Classics

A Book For Each Season: 6 Perfect Autumn Reads

Scott Beauchamp

Staff Writer

Scott Beauchamp is a veteran and writer living in Brooklyn. He also writes about culture and books at Full Stop.

I don’t eat watermelon during the winter. I don’t drink warm apple cider on the fourth of July. I don’t ring in the new year by swimming in the ocean. Living in a place that has four distinct seasons might seem restrictive to people who reside in tropical paradises; but for me, each season is a liberation from the last, each change a renewal. I enjoy the sensation of time moving in its unstoppable and cyclical way, and without all of those physical reminders of life changing around me, I’m sure I would succumb to a balmy malaise.

Each season has it’s accompanying activities. In the summer, I drink cold beer and listen to upbeat, danceable music. In the spring I go outside every chance I get, create “rainy day playlists,” and start waking up earlier with the sun. Of course, for each season there’s also appropriate reading material. You wouldn’t want to read Bernard Malamud’s classic baseball novel The Natural in the winter. It just wouldn’t be, um, natural. Likewise, you wouldn’t want to read William Vollmann’s novel The Rifles during the summer.

Of course the extremes, summer and winter, offer up obvious points of contrast. But what about the season that we’re currently in? What books make for the best Autumn reading?

Wolf Hall  and Bring Up The Bodies – Hilary Mantel

This dual Man Booker Prize-wielding author can spin an historical fiction (but with an emphasis on ‘historical’ over ‘fiction’) like no other. These two widely lauded novels are the first two in a planned trilogy about Henry VIII and his complex and interesting advisor, Thomas Cromwell. Perfect for autumn, with its emphasis on interiority and the psychology of the individual. You sort of get to just cozy up and build a nest inside of Cromwell’s mind. Perfect for frosty mornings.

Cloud Atlas – David Mitchell

I prefer romances in the autumn and spring, and of course, with the movie adaptation of this beyond time and space soul-mate seeking operatic novel out soon, why not read the book before the movie?

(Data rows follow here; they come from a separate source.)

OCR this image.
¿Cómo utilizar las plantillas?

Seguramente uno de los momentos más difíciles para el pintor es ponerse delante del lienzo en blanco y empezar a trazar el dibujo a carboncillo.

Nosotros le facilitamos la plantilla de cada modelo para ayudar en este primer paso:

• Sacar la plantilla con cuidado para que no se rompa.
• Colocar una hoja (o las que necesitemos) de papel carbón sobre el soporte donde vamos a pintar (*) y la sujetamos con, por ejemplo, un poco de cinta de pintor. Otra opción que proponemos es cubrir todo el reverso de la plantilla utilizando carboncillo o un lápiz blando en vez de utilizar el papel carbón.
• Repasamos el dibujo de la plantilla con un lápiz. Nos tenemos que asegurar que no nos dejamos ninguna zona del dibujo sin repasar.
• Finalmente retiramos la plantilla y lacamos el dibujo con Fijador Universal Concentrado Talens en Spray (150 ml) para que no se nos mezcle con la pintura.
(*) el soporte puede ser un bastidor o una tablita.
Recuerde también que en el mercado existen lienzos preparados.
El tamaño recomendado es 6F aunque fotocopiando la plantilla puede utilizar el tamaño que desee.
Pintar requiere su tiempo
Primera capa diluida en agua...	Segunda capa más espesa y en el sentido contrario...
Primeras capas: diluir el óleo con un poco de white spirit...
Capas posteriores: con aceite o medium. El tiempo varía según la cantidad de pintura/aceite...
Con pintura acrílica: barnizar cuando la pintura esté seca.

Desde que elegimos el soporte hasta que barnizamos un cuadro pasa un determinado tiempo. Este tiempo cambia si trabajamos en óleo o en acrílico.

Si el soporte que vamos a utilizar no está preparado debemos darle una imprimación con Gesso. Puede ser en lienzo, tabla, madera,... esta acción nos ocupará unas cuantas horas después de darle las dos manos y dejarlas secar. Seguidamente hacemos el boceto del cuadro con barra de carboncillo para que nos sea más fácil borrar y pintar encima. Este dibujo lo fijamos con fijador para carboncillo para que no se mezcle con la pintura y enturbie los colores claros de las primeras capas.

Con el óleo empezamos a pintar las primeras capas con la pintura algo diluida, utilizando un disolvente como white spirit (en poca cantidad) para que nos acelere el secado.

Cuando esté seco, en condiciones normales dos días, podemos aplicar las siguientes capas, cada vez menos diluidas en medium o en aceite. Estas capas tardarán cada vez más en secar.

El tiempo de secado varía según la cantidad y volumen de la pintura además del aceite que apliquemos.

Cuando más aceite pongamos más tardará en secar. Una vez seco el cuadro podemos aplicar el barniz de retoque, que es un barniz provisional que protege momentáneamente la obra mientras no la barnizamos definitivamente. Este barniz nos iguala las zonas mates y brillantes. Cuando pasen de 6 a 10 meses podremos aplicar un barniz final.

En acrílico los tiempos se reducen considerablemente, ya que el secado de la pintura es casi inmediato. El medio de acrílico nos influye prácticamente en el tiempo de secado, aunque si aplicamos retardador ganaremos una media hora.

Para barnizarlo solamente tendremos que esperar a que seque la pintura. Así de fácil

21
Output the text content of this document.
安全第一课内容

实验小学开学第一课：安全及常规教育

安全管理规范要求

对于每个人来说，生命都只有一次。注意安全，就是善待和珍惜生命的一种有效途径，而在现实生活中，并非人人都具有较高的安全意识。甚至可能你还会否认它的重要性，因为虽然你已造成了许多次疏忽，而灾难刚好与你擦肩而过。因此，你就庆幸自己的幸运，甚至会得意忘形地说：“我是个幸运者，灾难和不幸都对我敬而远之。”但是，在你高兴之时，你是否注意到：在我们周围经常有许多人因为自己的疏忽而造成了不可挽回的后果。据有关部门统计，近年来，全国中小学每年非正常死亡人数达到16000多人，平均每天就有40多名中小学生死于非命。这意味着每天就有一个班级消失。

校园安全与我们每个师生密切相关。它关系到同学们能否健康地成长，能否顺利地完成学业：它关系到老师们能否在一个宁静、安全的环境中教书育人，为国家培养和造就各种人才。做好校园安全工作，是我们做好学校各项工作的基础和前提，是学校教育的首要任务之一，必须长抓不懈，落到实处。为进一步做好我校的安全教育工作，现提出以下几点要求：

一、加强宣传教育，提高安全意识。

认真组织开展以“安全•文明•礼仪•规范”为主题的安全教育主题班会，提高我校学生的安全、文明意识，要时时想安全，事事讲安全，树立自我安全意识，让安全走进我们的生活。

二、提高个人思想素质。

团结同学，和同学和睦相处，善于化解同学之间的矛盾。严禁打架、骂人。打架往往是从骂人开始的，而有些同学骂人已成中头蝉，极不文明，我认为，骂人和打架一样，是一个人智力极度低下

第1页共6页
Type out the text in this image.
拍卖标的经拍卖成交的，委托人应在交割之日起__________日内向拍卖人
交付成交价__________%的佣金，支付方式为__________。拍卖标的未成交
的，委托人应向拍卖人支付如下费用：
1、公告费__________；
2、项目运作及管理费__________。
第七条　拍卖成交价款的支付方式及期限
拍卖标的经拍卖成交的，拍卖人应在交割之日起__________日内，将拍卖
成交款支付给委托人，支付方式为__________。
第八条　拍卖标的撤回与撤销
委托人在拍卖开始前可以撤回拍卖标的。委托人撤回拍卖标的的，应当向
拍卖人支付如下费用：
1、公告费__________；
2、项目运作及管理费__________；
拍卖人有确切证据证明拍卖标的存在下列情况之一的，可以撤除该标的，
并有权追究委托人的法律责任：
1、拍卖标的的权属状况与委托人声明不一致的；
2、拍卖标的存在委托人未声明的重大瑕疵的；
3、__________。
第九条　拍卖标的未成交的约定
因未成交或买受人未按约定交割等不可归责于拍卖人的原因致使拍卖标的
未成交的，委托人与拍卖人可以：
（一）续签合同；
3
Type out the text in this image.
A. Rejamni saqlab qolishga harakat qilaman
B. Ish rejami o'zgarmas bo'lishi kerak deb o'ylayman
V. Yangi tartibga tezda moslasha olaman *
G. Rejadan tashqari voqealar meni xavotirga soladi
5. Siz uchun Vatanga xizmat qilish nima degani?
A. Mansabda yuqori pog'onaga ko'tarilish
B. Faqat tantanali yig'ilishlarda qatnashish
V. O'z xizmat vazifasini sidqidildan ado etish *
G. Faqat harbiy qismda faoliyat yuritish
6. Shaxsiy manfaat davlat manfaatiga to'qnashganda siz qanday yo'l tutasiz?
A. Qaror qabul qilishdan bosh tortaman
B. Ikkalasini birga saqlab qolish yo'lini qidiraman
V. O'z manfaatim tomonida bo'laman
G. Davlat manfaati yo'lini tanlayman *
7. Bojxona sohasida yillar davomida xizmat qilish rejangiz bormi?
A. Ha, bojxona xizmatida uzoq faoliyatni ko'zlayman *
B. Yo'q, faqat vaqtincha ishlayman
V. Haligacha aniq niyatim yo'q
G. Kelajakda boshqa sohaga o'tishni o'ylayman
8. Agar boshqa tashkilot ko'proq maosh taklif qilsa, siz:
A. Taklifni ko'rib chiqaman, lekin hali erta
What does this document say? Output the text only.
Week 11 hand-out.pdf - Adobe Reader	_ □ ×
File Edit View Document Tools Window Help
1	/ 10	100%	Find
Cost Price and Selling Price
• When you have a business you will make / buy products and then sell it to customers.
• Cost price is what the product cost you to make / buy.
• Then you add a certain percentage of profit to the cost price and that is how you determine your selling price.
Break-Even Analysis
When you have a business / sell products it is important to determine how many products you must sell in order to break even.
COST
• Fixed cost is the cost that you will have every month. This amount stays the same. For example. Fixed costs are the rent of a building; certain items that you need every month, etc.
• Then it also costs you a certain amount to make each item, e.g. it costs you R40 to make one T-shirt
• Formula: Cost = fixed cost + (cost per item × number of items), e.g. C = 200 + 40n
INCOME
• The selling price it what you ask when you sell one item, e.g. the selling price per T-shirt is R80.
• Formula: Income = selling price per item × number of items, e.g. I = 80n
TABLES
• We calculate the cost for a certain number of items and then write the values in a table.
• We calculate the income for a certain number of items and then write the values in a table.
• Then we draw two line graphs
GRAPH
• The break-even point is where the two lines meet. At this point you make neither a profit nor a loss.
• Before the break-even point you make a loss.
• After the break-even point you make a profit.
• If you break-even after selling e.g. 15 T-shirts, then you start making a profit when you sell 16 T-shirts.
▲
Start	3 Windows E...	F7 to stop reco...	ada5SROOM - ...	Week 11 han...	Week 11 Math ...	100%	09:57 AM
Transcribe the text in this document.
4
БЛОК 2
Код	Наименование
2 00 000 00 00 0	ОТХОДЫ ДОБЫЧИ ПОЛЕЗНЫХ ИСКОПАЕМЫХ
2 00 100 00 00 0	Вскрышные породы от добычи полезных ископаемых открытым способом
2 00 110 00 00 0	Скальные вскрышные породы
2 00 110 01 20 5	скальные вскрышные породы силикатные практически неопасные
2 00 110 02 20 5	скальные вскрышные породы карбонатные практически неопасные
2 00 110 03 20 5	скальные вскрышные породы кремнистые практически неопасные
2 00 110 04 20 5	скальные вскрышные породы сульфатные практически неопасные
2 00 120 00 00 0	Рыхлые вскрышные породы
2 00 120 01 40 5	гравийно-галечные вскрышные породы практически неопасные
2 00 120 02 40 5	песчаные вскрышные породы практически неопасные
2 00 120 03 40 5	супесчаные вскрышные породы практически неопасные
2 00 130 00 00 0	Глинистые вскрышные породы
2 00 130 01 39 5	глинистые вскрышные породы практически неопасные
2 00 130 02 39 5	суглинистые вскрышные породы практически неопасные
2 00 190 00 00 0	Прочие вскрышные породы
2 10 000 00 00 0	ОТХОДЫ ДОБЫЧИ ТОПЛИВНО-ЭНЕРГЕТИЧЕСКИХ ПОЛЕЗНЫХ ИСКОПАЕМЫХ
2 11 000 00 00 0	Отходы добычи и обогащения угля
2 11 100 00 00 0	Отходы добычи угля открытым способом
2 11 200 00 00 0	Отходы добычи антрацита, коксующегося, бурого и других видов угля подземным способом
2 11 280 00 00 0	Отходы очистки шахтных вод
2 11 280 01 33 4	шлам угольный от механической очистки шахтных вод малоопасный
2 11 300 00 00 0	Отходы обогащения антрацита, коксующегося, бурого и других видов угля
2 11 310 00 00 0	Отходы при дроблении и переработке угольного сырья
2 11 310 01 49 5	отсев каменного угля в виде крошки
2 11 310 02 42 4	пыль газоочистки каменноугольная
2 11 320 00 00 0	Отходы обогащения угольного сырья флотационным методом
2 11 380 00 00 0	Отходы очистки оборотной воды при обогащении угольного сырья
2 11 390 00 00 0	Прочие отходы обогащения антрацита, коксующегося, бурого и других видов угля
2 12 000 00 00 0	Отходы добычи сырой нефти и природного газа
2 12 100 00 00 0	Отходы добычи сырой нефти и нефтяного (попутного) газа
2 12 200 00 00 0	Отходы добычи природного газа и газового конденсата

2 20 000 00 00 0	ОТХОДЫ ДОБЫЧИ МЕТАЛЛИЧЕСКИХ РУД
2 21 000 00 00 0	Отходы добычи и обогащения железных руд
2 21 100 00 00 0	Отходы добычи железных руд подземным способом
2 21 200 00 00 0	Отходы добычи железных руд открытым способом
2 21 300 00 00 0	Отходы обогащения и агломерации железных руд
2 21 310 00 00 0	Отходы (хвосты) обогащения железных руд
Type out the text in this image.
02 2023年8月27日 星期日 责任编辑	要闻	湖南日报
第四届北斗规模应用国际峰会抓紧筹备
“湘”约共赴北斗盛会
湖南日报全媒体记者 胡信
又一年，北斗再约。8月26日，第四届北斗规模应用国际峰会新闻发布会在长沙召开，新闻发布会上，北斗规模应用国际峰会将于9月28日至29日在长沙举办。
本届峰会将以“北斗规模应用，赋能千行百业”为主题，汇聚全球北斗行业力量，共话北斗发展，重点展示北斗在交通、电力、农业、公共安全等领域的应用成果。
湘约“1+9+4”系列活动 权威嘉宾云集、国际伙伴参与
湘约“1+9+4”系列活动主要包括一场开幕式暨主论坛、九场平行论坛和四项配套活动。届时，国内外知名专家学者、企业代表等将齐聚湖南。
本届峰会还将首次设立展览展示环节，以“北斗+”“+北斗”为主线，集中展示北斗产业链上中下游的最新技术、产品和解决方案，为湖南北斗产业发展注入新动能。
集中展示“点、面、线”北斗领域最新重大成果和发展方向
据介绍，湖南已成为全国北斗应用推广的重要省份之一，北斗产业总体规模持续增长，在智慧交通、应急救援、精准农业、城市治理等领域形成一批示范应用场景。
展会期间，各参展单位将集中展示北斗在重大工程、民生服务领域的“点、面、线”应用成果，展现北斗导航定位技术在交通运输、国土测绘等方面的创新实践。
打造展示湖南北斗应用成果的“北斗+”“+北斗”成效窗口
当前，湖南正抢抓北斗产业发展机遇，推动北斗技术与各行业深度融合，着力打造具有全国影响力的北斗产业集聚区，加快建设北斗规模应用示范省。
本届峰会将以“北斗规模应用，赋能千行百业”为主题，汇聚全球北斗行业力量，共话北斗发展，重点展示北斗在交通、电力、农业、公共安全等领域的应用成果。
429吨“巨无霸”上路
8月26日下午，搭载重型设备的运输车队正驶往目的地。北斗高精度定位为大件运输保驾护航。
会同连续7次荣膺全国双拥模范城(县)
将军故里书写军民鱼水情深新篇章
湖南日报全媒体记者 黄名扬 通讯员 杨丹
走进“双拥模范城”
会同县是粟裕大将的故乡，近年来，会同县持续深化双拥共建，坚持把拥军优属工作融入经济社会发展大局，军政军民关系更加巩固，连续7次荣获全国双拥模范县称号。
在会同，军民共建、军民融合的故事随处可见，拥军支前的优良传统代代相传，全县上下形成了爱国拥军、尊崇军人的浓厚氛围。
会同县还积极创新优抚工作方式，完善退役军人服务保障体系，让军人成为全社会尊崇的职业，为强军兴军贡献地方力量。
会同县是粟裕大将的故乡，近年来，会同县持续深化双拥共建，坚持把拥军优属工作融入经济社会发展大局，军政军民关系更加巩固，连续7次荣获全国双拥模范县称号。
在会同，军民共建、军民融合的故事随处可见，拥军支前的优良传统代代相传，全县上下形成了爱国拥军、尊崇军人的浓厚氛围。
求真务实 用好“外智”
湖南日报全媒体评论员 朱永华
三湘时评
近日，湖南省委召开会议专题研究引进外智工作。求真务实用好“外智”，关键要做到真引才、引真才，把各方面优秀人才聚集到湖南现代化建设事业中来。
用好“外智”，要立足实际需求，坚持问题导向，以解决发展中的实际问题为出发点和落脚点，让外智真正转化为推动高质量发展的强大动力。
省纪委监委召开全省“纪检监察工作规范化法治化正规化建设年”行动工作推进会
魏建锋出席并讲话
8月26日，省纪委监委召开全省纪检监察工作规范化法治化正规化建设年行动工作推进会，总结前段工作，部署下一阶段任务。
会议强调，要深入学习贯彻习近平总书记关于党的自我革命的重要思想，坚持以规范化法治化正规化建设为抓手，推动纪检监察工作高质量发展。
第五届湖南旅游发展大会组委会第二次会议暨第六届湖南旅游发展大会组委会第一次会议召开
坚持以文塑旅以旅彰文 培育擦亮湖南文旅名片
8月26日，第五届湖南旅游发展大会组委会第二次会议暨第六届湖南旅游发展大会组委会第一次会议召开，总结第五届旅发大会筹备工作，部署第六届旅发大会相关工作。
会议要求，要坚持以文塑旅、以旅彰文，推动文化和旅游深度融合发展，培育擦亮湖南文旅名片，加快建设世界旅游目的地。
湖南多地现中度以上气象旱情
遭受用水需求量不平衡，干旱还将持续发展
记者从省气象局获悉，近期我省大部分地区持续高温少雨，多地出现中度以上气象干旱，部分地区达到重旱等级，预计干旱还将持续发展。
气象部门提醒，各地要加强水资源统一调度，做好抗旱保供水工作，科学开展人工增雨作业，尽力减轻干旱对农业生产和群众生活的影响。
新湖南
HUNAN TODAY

Novels and Stories – Shirley Jackson

Halloween! Shirley Jackson is, to my mind, one of the most disturbing American authors of the twentieth century. If you’re only familiar with her required short story reading, you might do yourself a favor and just build a blanket-nest on the couch and sip some warm cider while reading the rest of her work.

Inherent Vice – Thomas Pynchon

Although it takes place in the warm haze of Southern California, this “stoner-noir” novel, penned by an American master, is one of the best farewells to sixties counter-culture I’ve ever read. Autumn seems like the appropriate time for goodbyes, and this one is hilarious, touching, action-packed, and thoughtful. More accessible than Pynchon’s other tombes, fans of surfing, hippies, detective stories, and puns will absolutely love this book.

Farewell Summer – Ray Bradbury

I know winter is usually the time that we pick to take a look back at the year, take stock of what happened, note our personal victories, and remember those we lost. But I prefer Autumn. It just feels to me like a more appropriate time for remembrance. That being said, why not read a Bradbury book this fall. Preferably, one that you haven’t read before. I’d suggest the last book he published before his death, Farewell Summer, a kind of touching, warm, and funny semi-autobiographical sequel to the classic Dandelion Wine.

Dead Souls – Nikolai Gogol

What would any Fall reading list be without a classic political/social satire? As the election quickly approaches, you can, in a way, escape the hubbub of up-to-the-minute political coverage without forsaking your social ideals by immersing yourself in this Russian classic. And then, you know, going out and voting.